Viennent ensuite sur scène, Alexandra Suire, directrice Régie & Trade de Retailink by Fnac Darty et Karim Ouahioune, directeur marketing et communication d’Acer. Les deux évoquent l’exemple du Retailtainment. La régie de Fnac Darty organise pour la marque différents événements qui s’insèrent totalement dans le canal de vente. « Cela nous permet de créer du lien avec nos consommateurs, et d’avoir beaucoup de retours détaillés et chiffrés sur les opérations », précise Karim Ouahioune. La marque voit la régie de retail media comme une agence à part entière, traduisant l’évolution de la pratique dans le monde du marketing. « Cela nous permet d’approfondir nos partenariats avec nos marques fournisseurs, et de valoriser nos magasins », ajoute Alexandra Suire pour Fnac Darty. Et le retail media devient une véritable action de cobranding entre l’enseigne et le fournisseur, chacun s’appuyant sur les assets de l’autre.

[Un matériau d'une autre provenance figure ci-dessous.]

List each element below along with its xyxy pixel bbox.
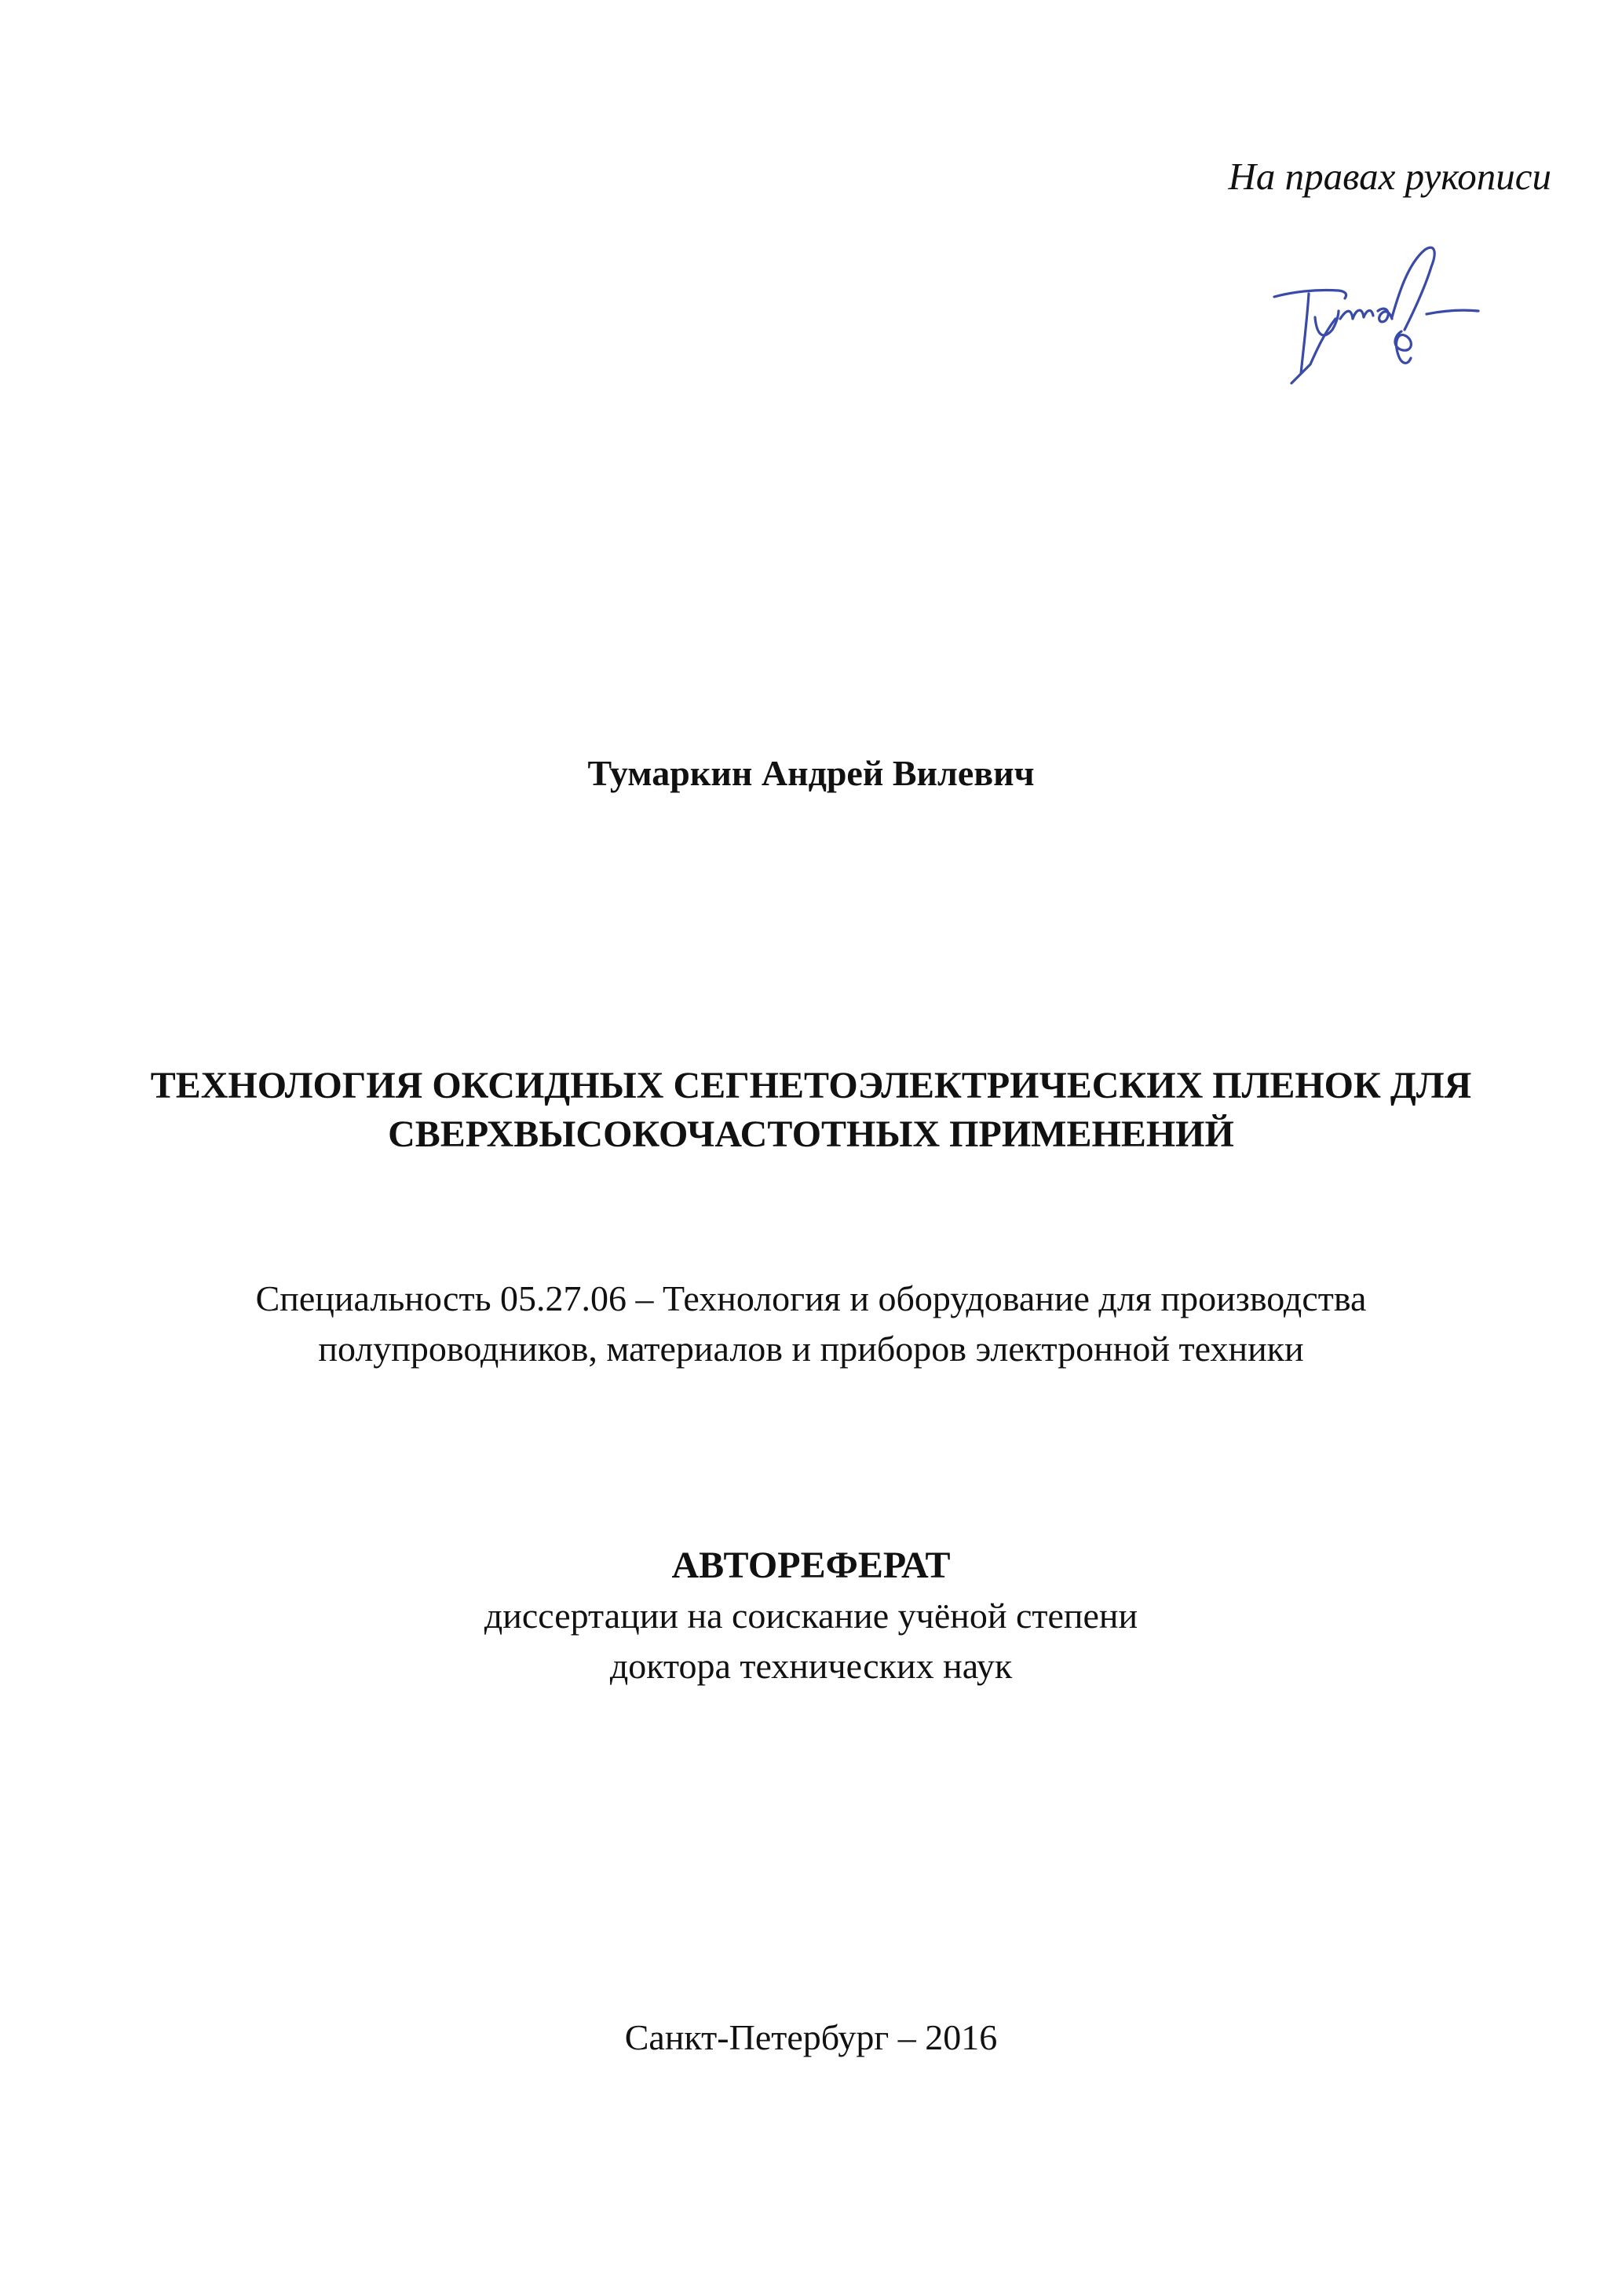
dissertation-title — [0, 1062, 1622, 1159]
abstract-block — [0, 1541, 1622, 1691]
rights-note: На правах рукописи — [1228, 155, 1551, 198]
city-year: Санкт-Петербург – 2016 — [624, 2017, 998, 2057]
abstract-line: диссертации на соискание учёной степени — [484, 1596, 1138, 1636]
specialty-line: полупроводников, материалов и приборов электронной техники — [318, 1329, 1304, 1369]
author-name: Тумаркин Андрей Вилевич — [587, 753, 1035, 793]
specialty-line: Специальность 05.27.06 – Технология и оборудование для производства — [255, 1278, 1367, 1318]
abstract-heading: АВТОРЕФЕРАТ — [671, 1545, 951, 1586]
title-line: СВЕРХВЫСОКОЧАСТОТНЫХ ПРИМЕНЕНИЙ — [388, 1113, 1234, 1155]
title-line: ТЕХНОЛОГИЯ ОКСИДНЫХ СЕГНЕТОЭЛЕКТРИЧЕСКИХ ПЛЕНОК ДЛЯ — [150, 1065, 1472, 1106]
specialty-text — [0, 1274, 1622, 1374]
abstract-line: доктора технических наук — [609, 1646, 1013, 1686]
signature-icon — [1260, 232, 1519, 413]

L'off-site, «priorité stratégique»
Suivent sous les projecteurs Equativ et Cdiscount, qui ont noué un partenariat sur le volet off-site. « Dans la quête de nouvelles sources de revenus, la commercialisation de notre data en externe est un sujet clé. Aujourd’hui, on veut créer le puzzle parfait avec les leaders dans chaque domaine dont Equativ côté adtech, TF1 côté média… », développe Étienne Blanchet, directeur commercial & marketing Marketplace & Fournisseur de Cdiscount Advertising. Pour y parvenir, Equativ a recours à « une plateforme de curation facilitant la mise à disposition de la donnée retail Cdiscount auprès des acteurs du marché », abonde Julien Mateos, tech partnership director chez Equativ, soulignant à quel point « miser sur l’off-site constitue une priorité stratégique pour les marques » au regard d’un « marché fragmenté et à la recherche de nouvelles données first party avec la fin approchante du cookie tiers ».
Puis c’est au tour d’Élise Guyard, directrice programmatique, data et partenariats de M6 Publicité et Mathieu Saudemont, Country Manager France & Global Client Lead d’Unlimitail – la joint-venture entre Carrefour et Publicis – de revenir sur les enjeux entre les régies des enseignes et les médias. Chacun y détaille la manière avec laquelle il valorise ses données par ce partenariat qui souffle sa première bougie.
Enfin, un débat sur le défi de la mesure dans cet écosystème en plein chambardement voit s’exprimer Dali Ben Aleya, founder & CEO de Datagram et Idalgo d’Ambrosio, responsable pôle efficacité digitale de l’association professionnelle l’Ilec. Ils replacent la spécificité de la mesure « incrémentale » au cœur des questions et estiment tous deux qu’il en va de la crédibilité du retail media – et donc des budgets qui y sont destinés – de réussir à s’entendre sur des modes de mesure. Face au nombre important de KPI existants, il est nécessaire de clarifier les pratiques, et de se libérer des standards sûrement imposés par Amazon, historiquement et culturellement.